Benchmark Treasury yields have fallen more than 60 basis points from their June peak to 2.82% on Monday. The yen strengthened more than 3% from its low to around 135.25. “It follows that if the trend of US yields is less than some of the upside pressure that is removed from the currency pair,” said Jane Foley, an expert at Rabobank in London. It expects USD/JPY to trade as low as 130 in the coming months.
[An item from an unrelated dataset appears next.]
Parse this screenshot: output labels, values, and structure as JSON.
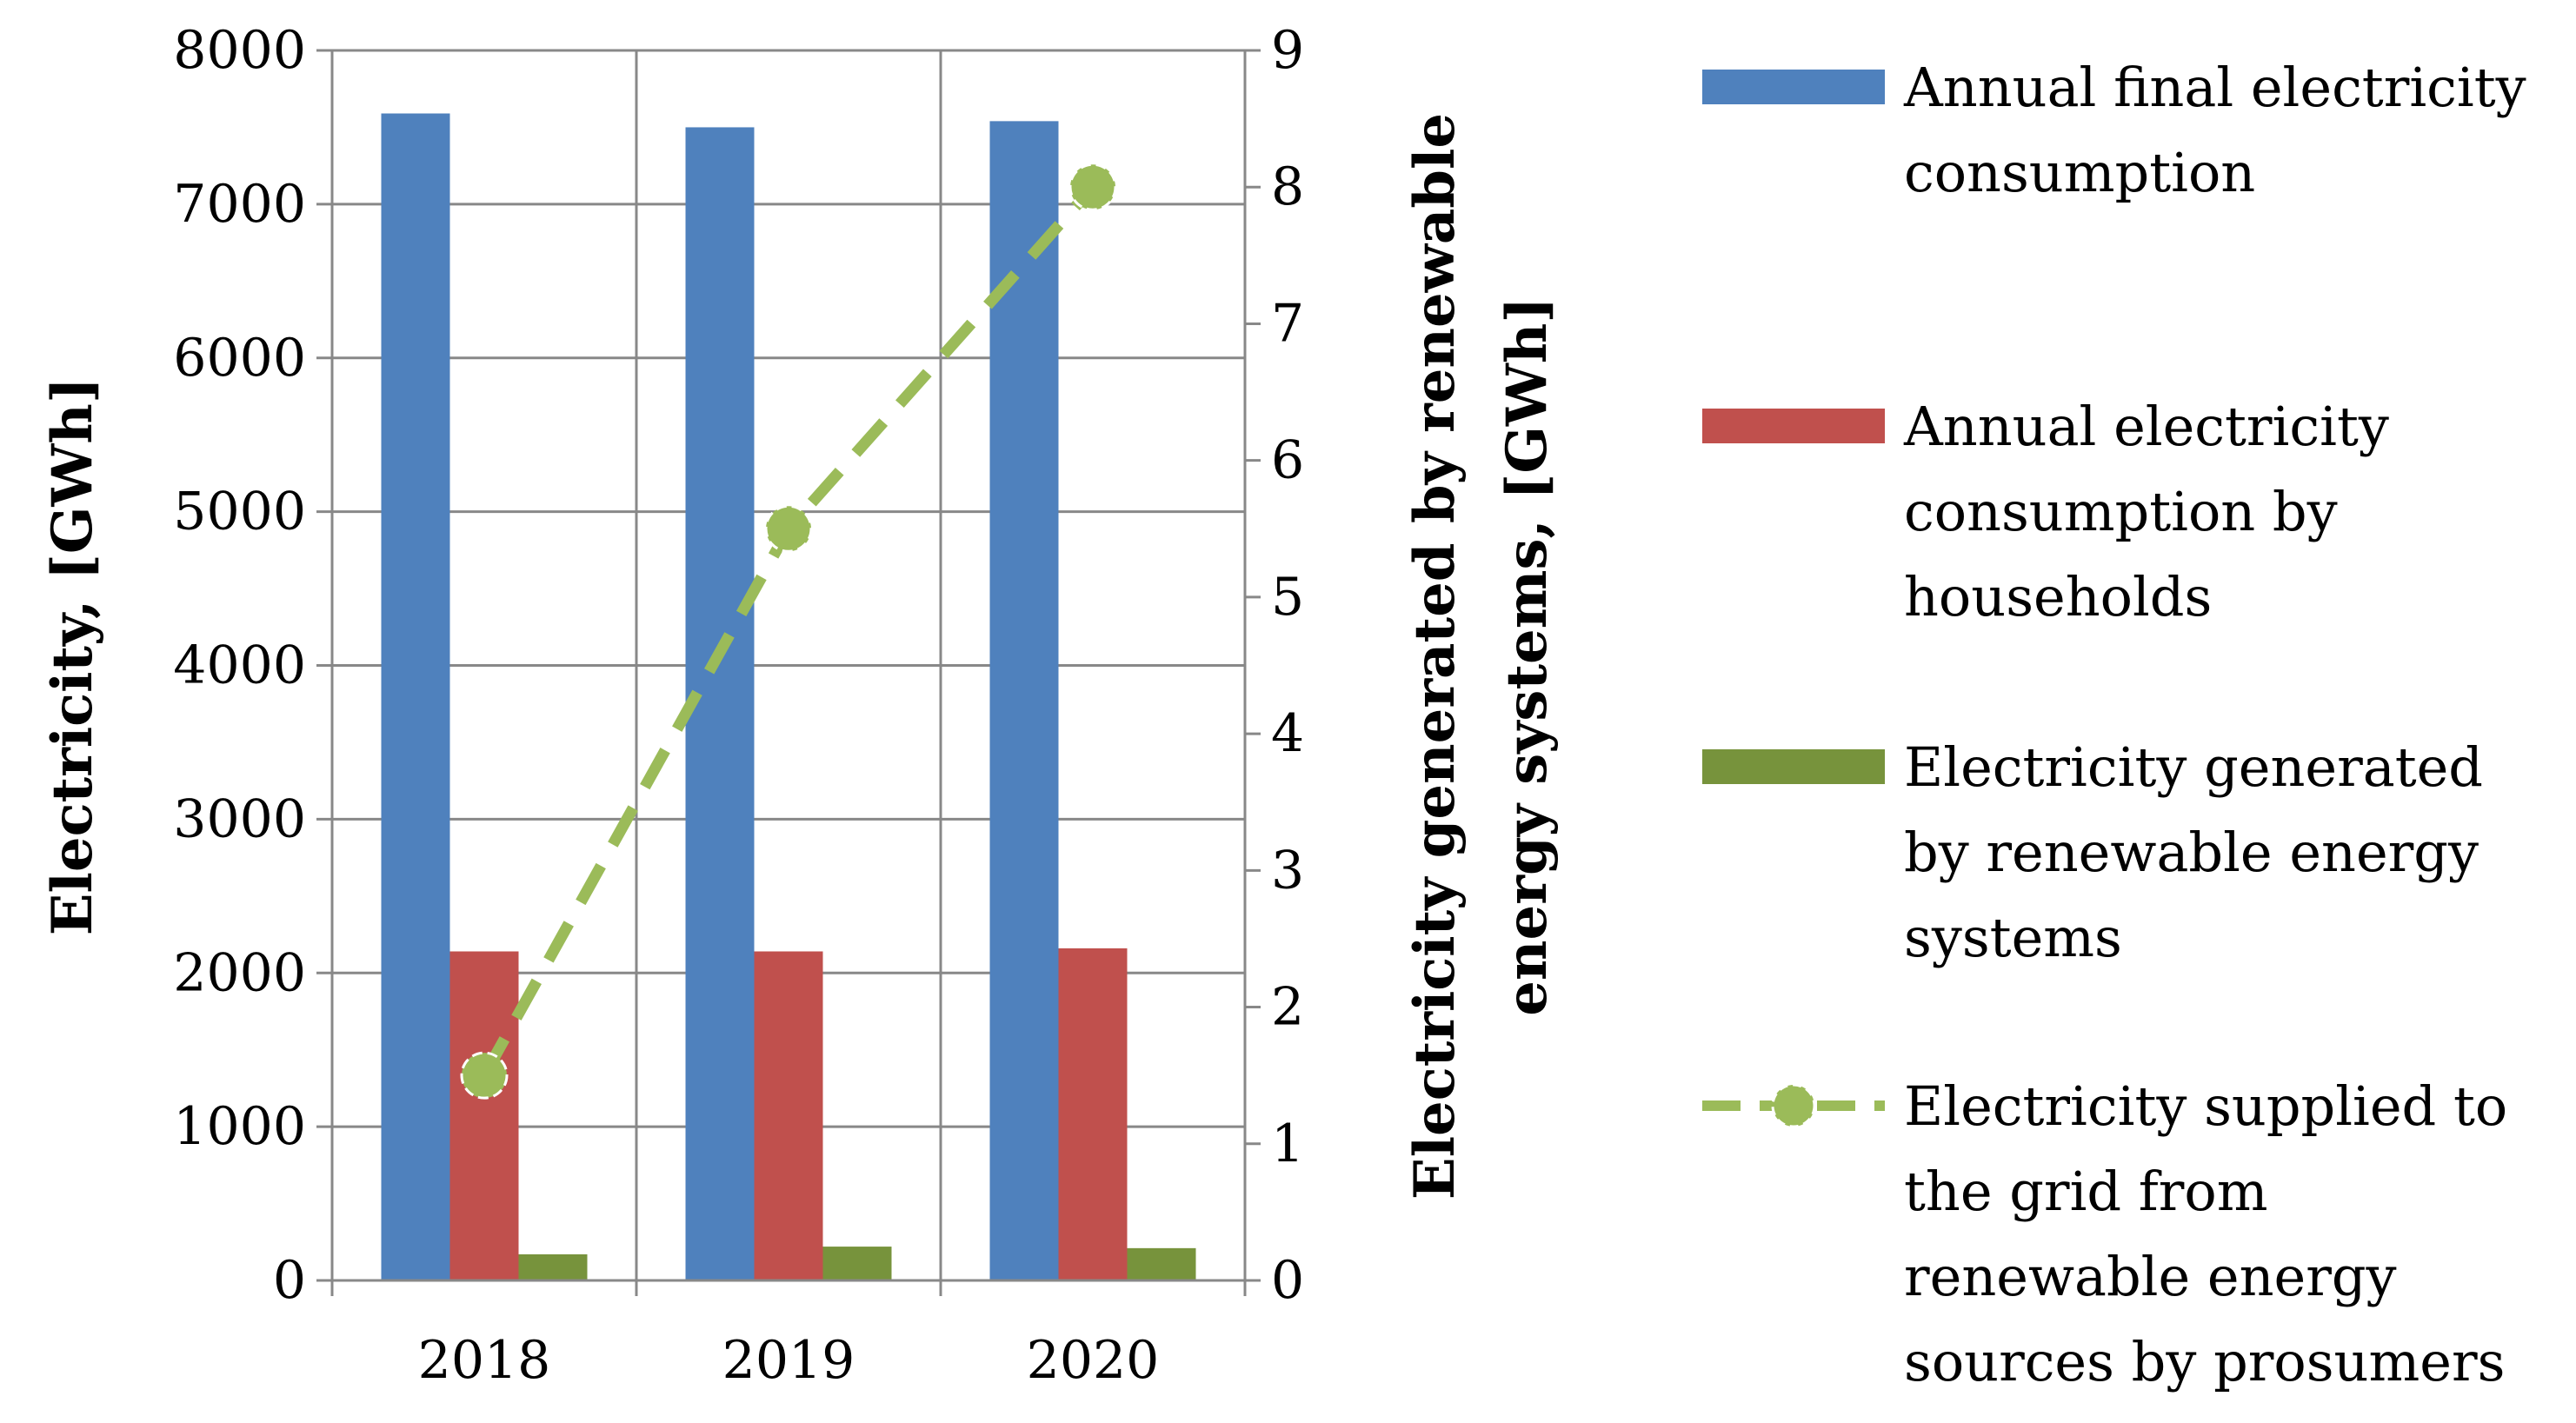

It left Japan, a net oil importer, reeling earlier this year as Brent crude futures rose around $140 a barrel. With prices now below the $100 mark, the devastating impact on import costs has eased. Accordingly, Yuki Masujima of Bloomberg Economics predicts that Japan’s trade deficit narrowed in July and that the country’s import bill increased at a slower pace thanks to cheap commodity prices.

Japanese currency is also re-emerging as a safe haven.

The yen jumped 1.3% last Monday when investors learned that US House Speaker Nancy Pelosi would visit Taiwan, raising fears of possible retaliation from China. It has risen more than 4% in the past three weeks as fears of a global recession deepen. “It looks like the Japanese yen has rediscovered its safe haven status,” said David Forrester, senior FX analyst at Credit Agricole CIB in Hong Kong. He added that weaker-than-expected US economic data limits US interest rate hike bets, which “reduce the safe-haven dollar with a high-yield attractiveness, allowing the Japanese yen to reconfirm its appeal as a safe haven.”

Hedge funds seem to be voting with their feet. Recent data from the Commodity Futures Trading Commission showed that leveraged investors cut their negative bets on the yen to the lowest level since March 2021.

Forecast of the dollar against the Japanese yen:

The price of the USD/JPY currency pair may remain stable around its recent gains until the US inflation figures are announced, which complete the picture for the US economy and the path of raising US interest rates. Currently, the nearest resistance levels for the dollar pair are 135.85, 136.20 and 137.00, respectively. On the other hand, on the daily chart, a break of the support 132.25 will be important for the bears to control. The general trend of the dollar-yen is still bullish.